I won’t pretend I knew anything about President James Garfield before I saw the program—except that he was assassinated by a mentally deranged man with a gun. The man was convinced he would be handsomely rewarded for his efforts, because he was right. Of course, the image of an unstable person with a gun is certainly not unknown today, but the saddest part of Garfield’s death was that it was probably avoidable. His death was finally due to the pride and ignorance of his attending doctor. Although other doctors advised the attending doctor to heed recent research into the importance of using carbolic acid to kill germs, the attending doctor insisted on sticking with the old-fashioned methods he had used through the Civil War. He refused to listen to research. Garfield died of infection.
Greed, prejudice, selfishness, and pride. Garfield’s times sound sadly familiar to me. Many people clamor for a leader who disregards human values to WIN as the heroes in the movies and video games do. People feel helpless before the massive influence of multinational corporations and the lobbies of special interest groups. They want a hero, not a leader. They want someone to take over and be the Parent who has all the answers—what they think are the “right” answers. Many don’t want to be involved themselves. Many don’t want to have to make their own decisions or be responsible for their own free will.

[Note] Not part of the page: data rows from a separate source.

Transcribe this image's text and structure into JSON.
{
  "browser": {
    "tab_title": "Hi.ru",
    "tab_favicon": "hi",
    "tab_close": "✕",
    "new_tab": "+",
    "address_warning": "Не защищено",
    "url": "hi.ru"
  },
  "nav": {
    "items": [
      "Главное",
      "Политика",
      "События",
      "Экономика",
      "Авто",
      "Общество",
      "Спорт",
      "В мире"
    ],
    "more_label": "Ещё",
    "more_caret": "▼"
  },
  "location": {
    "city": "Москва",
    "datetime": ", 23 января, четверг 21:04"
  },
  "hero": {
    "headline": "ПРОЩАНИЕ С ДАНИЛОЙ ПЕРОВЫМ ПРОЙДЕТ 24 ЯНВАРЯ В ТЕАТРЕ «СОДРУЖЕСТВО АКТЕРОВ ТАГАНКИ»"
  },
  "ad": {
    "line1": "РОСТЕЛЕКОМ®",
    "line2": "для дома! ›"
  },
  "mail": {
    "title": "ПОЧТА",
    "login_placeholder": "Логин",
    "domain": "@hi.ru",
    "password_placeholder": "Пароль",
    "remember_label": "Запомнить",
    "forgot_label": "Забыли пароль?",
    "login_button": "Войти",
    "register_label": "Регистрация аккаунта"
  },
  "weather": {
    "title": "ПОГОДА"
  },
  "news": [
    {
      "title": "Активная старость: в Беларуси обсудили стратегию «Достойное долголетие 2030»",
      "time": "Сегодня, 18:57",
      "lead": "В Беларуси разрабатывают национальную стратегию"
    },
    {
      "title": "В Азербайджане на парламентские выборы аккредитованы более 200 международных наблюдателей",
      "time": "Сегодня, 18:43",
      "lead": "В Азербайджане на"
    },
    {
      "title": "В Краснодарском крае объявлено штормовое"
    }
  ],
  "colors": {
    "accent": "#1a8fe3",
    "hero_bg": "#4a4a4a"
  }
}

The rise of James Garfield cheered me because his times were no less cynical and seemingly hopeless than our own. The people—and I would have to assume those people were no better informed or more noble than our own population—seized upon someone in whom they could believe. I am cheered to realize that when people believe in their own instincts for good, we can make changes. If we can rise above “the way we’ve always done it,” “take care of old number one,” “more is always better,” and “I don’t need to ask questions,” we can change ourselves. We can change the lives we bequeath to our children and grandchildren.
How does the world change? One belief at a time.